Al-doped Li2ZnTi3O8 in the form of Li2ZnTi3−xAlxO8 (0⩽x⩽0.2) compounds are successfully synthesized by a simple and facile high temperature solid-phase reaction. The characteristics of Li2ZnTi3−xAlxO8 are examined by X-ray diffraction, scanning electronic microscopy, transmission electron microscopy and laser particle size analyzer, while the electrochemical performances including galvanostatic charge–discharge testing, cyclic voltammetry, and electrochemical impedance spectroscopy were also investigated.

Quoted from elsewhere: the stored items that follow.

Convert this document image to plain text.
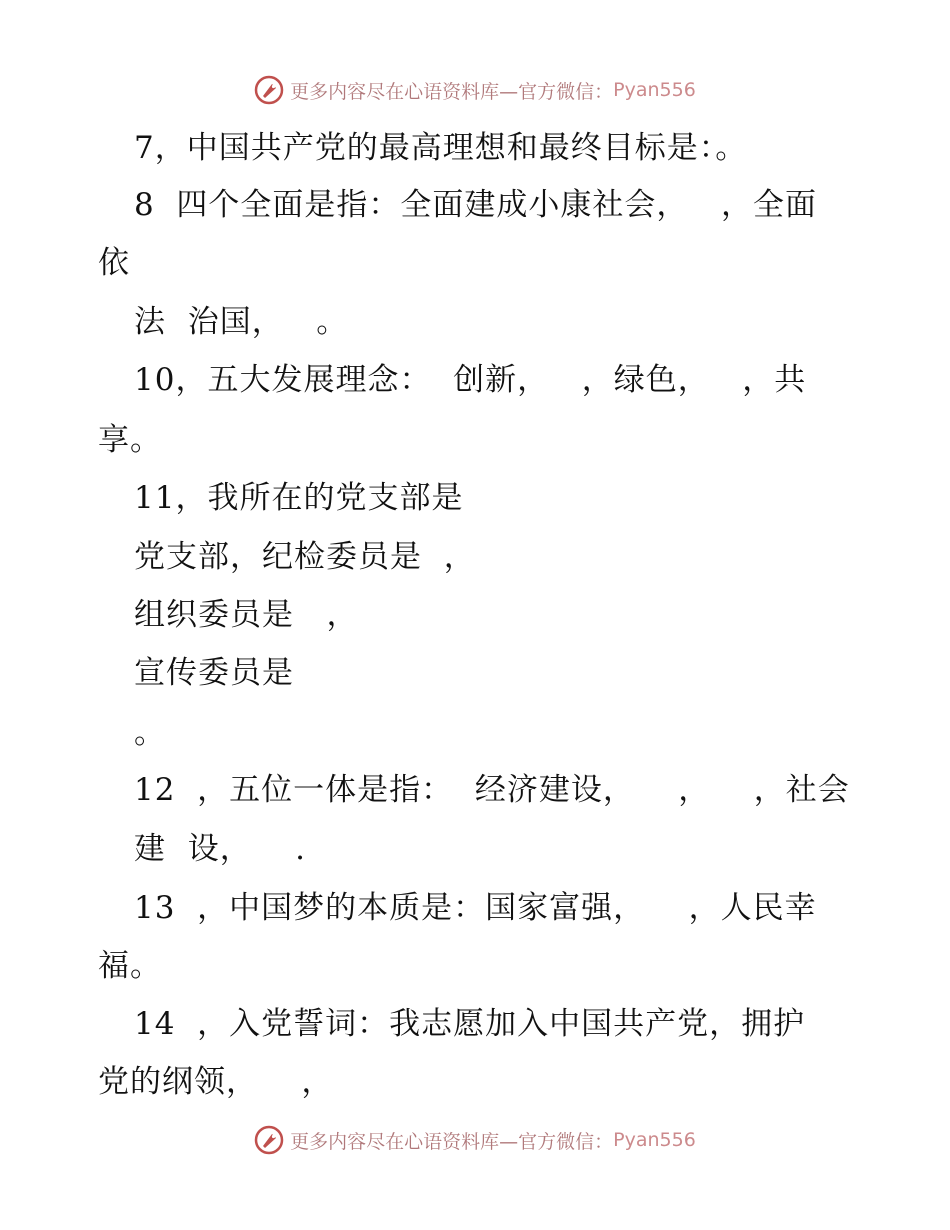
更多内容尽在心语资料库—官方微信： Pyan556
7，中国共产党的最高理想和最终目标是：。
8  四个全面是指：全面建成小康社会，   ，全面
依
法  治国，   。
10，五大发展理念：  创新，   ，绿色，   ，共
享。
11，我所在的党支部是
党支部，纪检委员是  ，
组织委员是   ，
宣传委员是
。
12  ，五位一体是指：  经济建设，    ，    ，社会
建  设，    .
13  ，中国梦的本质是：国家富强，    ，人民幸
福。
14  ，入党誓词：我志愿加入中国共产党，拥护
党的纲领，    ，
更多内容尽在心语资料库—官方微信： Pyan556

It is shown from the structure analysis that Li2ZnTi3−xAlxO8 (x=0, 0.05, 0.1) has the pure phase structure, but impurity peak of LiAlO2 can be detected when x>0.1. In the voltage range of 0.05–3.0V, Li2ZnTi2.9Al0.1O8 electrode presents the largest initial discharge capacity of 223.1mAhg−1 at 0.1Ag−1. Moreover, the discharge capacities of Li2ZnTi2.9Al0.1O8 after 100 cycles are 173.2, 136.7, 108.6, and 61.4mAhg−1 at 0.5, 1.0, 2.0, and 3.0Ag−1, respectively, which obviously higher than those of un-doped sample. The electrode reaction reversibility and electronic conductivity of pure Li2ZnTi3O8 are enhanced after doping Al (x=0.1). The results revealed that doping Al should be an effective way to improve the cycling performance.